Yes: how much work is that? Would you hand-code all that for optimization purposes or handle that dynamically? What’s the risk? How many versions of your API will you create? Will it be possible for clients to iteratively migrate their code from one API version to another?
No: consider the client following the indicated links to related resources. Should these links be versioned?
No: Client must be able to build the entire URL, including relevant version, knowing that not all versions exist in all resources and may not match.
Yes: How do you know which versions does the client support? Suppose it does and it follows that link. It is now looking to follow the reverse link. How do you make sure it goes back where it came from and not to some “latest version available before the source version”? In other words, how do you ensure a compatible roundtrip? Bonus question – the client stores those ids in its own database. Few API version upgrades later it looks that up and tries to get the resource. By that time it not only can use a newer version but requires it. What does it do?
Let’s throw another wrench in there. Do links include full URLs with hostnames? That sounds friendly as the clients don’t have to build those and can store and reference them at a later time. It is also leverages existing DNS and gateway infrastructure to seamlessly support distributed services. But does it?

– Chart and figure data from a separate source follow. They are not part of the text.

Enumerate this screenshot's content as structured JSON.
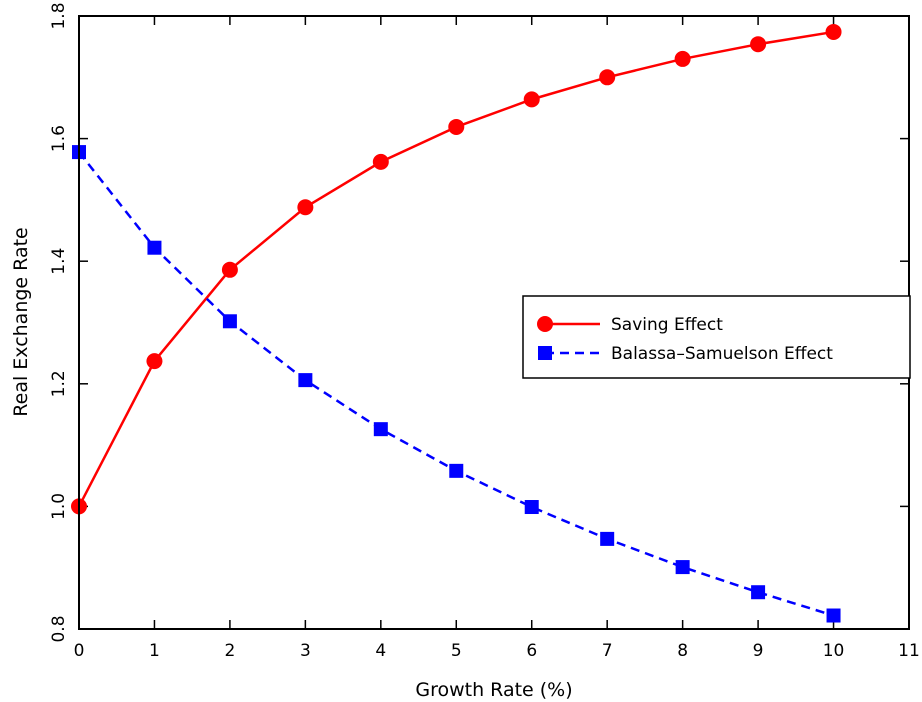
{
  "chart_data": {
    "type": "line",
    "xlabel": "Growth Rate (%)",
    "ylabel": "Real Exchange Rate",
    "xlim": [
      0,
      11
    ],
    "ylim": [
      0.8,
      1.8
    ],
    "x_ticks": [
      0,
      1,
      2,
      3,
      4,
      5,
      6,
      7,
      8,
      9,
      10,
      11
    ],
    "y_ticks": [
      0.8,
      1.0,
      1.2,
      1.4,
      1.6,
      1.8
    ],
    "x_tick_labels": [
      "0",
      "1",
      "2",
      "3",
      "4",
      "5",
      "6",
      "7",
      "8",
      "9",
      "10",
      "11"
    ],
    "y_tick_labels": [
      "0.8",
      "1.0",
      "1.2",
      "1.4",
      "1.6",
      "1.8"
    ],
    "grid": false,
    "legend_position": "right",
    "x": [
      0,
      1,
      2,
      3,
      4,
      5,
      6,
      7,
      8,
      9,
      10
    ],
    "series": [
      {
        "name": "Saving Effect",
        "color": "#ff0000",
        "line_style": "solid",
        "marker": "circle",
        "values": [
          1.0,
          1.237,
          1.386,
          1.488,
          1.562,
          1.619,
          1.664,
          1.7,
          1.73,
          1.754,
          1.774
        ]
      },
      {
        "name": "Balassa–Samuelson Effect",
        "color": "#0000ff",
        "line_style": "dashed",
        "marker": "square",
        "values": [
          1.578,
          1.422,
          1.302,
          1.206,
          1.126,
          1.058,
          0.999,
          0.947,
          0.901,
          0.86,
          0.822
        ]
      }
    ]
  }
}
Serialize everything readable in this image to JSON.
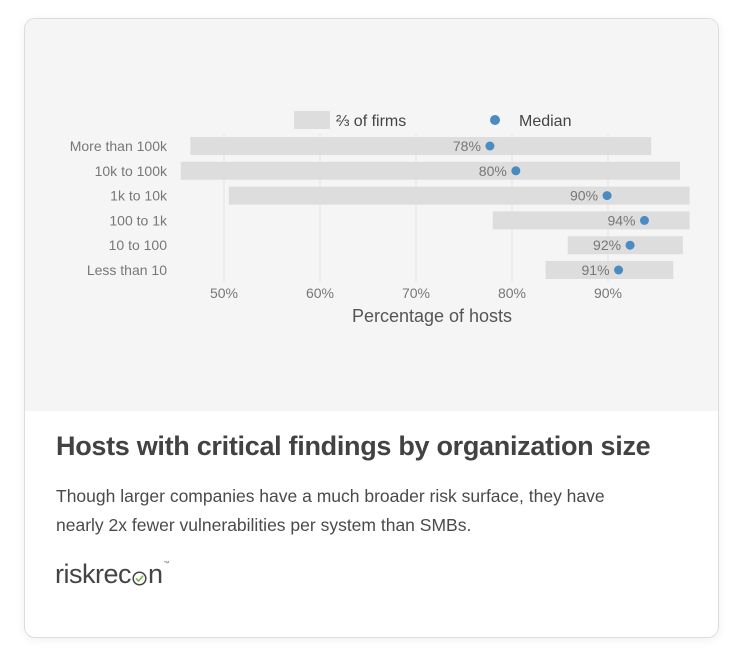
{
  "card": {
    "title": "Hosts with critical findings by organization size",
    "description": "Though larger companies have a much broader risk surface, they have nearly 2x fewer vulnerabilities per system than SMBs.",
    "logo_prefix": "riskrec",
    "logo_suffix": "n",
    "logo_trademark": "™"
  },
  "chart_data": {
    "type": "dot-range",
    "xlabel": "Percentage of hosts",
    "xlim": [
      45,
      98
    ],
    "xticks": [
      50,
      60,
      70,
      80,
      90
    ],
    "xtick_labels": [
      "50%",
      "60%",
      "70%",
      "80%",
      "90%"
    ],
    "legend": {
      "range_label": "⅔ of firms",
      "median_label": "Median",
      "placement": "top"
    },
    "grid": true,
    "colors": {
      "range": "#dddddd",
      "median": "#4a8bc2",
      "text": "#777777",
      "grid": "#e2e2e2"
    },
    "categories": [
      "More than 100k",
      "10k to 100k",
      "1k to 10k",
      "100 to 1k",
      "10 to 100",
      "Less than 10"
    ],
    "range_low": [
      46.5,
      45.5,
      50.5,
      78,
      85.8,
      83.5
    ],
    "range_high": [
      94.5,
      97.5,
      98.5,
      98.5,
      97.8,
      96.8
    ],
    "median": [
      77.7,
      80.4,
      89.9,
      93.8,
      92.3,
      91.1
    ],
    "median_labels": [
      "78%",
      "80%",
      "90%",
      "94%",
      "92%",
      "91%"
    ]
  }
}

Servers and services move, split, merge. New, closer ones may be added, older ones decommissioned. How do you plan on addressing that? Using tombstone proxies, gateways for each decommissioned host? Forcing comprehensive client updates? Do you have a better idea?
Overengineering? (Im)possible?
Am I leading you towards clear, blatant overengineering? It may appear so but that was not my goal. I’m not the one doing this – I’m merely a messenger point out how many things need to be considered and how profound effects making a wrong turn may cause. To design an API based on resource state transfers that will be good for a while requires all considerations that (may) apply. The same is true for any other API approach too, but a set of considerations will be different. Should you consider those alternatives or are you happy with your mastery of this particular tug of war?